AI, machine learning and automation are revolutionising chemistry, making it faster and more efficient than ever before. With the ability to analyse large amounts of data and make predictions, these technologies are helping researchers discover new compounds and improve existing ones. However, as with any new technology, there are also concerns about the impact of AI and automation on jobs and the potential for misuse.

We’ve been reporting on these topics for some time and so, not to be outdone, I asked ChatGPT to write the preceding paragraph. It did a perfectly serviceable job. (Things seem to get more fun when you ask for mimicry – the same query requested in the style of Roald Hoffmann returned a few lines of verse in one instance.) Still, I hope that taste of ChatGPT’s style will suffice and that, at least for now, you’d rather not suffer the 600-word version as I have.

It’s clear AI is already changing our lives. Yet it’s harder to see through the hype to know where the changes will happen and right now there are more questions than answers. So we’re devoting a series of feature articles to answering those questions – to understand the reality and capability of these technologies.

There have already been some notable milestones in chemistry. Last year, Deepmind’s AlphaFold effectively solved the problem of protein folding and we’ve recently reported on machine learning tools that have delivered the most accurate solutions yet to the Schrödinger equation. Big pharma companies are also partnering with AI experts not just to accelerate drug discovery with virtual screening and modelling, but also to improve syntheses, optimisation and clinical trials. And as Nessa Carson explains, you can use many of these tools in your own lab today.

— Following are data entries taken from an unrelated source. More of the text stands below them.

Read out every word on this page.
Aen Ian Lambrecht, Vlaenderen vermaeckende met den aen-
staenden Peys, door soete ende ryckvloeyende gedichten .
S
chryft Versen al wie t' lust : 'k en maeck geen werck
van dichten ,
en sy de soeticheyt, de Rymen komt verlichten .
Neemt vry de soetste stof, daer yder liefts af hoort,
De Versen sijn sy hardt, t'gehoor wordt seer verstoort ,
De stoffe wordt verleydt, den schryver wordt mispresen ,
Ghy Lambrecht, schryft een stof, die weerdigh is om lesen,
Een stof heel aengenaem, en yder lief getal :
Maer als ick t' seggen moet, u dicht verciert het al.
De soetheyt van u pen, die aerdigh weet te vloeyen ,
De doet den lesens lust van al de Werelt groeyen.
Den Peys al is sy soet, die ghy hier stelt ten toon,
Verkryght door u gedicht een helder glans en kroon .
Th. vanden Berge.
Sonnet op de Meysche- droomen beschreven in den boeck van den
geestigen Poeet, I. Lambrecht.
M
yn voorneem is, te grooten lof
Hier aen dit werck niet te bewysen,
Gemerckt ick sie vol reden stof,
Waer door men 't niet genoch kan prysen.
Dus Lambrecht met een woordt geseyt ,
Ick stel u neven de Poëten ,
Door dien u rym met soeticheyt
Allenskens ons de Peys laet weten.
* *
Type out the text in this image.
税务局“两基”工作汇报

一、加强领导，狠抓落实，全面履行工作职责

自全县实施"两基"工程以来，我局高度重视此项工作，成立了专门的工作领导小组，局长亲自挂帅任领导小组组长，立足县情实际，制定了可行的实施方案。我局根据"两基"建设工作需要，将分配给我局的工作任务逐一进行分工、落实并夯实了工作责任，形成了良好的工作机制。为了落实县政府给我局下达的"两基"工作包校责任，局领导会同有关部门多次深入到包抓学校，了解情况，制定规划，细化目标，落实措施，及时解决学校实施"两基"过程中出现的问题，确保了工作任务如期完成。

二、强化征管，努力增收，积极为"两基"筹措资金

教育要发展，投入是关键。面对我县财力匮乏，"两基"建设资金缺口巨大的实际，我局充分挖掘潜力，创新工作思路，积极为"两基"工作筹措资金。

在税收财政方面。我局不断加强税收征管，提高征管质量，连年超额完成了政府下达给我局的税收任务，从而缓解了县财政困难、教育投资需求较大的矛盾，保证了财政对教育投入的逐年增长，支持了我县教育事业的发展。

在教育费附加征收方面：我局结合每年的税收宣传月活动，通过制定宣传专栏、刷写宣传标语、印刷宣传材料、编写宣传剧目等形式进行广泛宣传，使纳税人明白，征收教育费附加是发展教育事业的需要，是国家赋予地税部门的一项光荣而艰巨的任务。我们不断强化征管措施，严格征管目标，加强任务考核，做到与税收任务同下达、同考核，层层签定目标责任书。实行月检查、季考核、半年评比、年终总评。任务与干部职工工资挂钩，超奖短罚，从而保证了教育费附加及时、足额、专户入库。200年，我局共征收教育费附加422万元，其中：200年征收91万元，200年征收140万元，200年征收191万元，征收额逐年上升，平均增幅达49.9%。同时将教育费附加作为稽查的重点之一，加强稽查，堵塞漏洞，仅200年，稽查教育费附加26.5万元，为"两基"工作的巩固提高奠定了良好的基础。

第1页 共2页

The opportunities here are also bringing new players – some heavy hitters with deep pockets – to the periodic table. Alphabet, Meta, IBM and other tech giants see potential for disruption and have been building their chemistry capability. The pace of that growth has cooled recently as economic headwinds force a reevaluation of projections made during the pandemic, but the trend is there.

Perhaps the most intellectually exercising question is what does all this mean for chemists? Yes, ‘the impact on jobs’ as ChatGPT puts it, but also the more existential implications. What if chemistry becomes a black box, for example, understood only by machines and a few specialists? Or, as Philip Ball ponders, what becomes of chemistry’s epistemological essence – what sort of insight and discoveries might machines make that could inform our subject and what chemists do?

A recent study in Nature suggested that there has been a gradual decline in the rate of disruptive research  since the mid-20th century. The authors propose one reason for this might be that science has become so specialised, and its knowledge so vast, that we can no longer span different fields and connect them. Yet a machine could. Perhaps we are on the verge of a new era of disruption.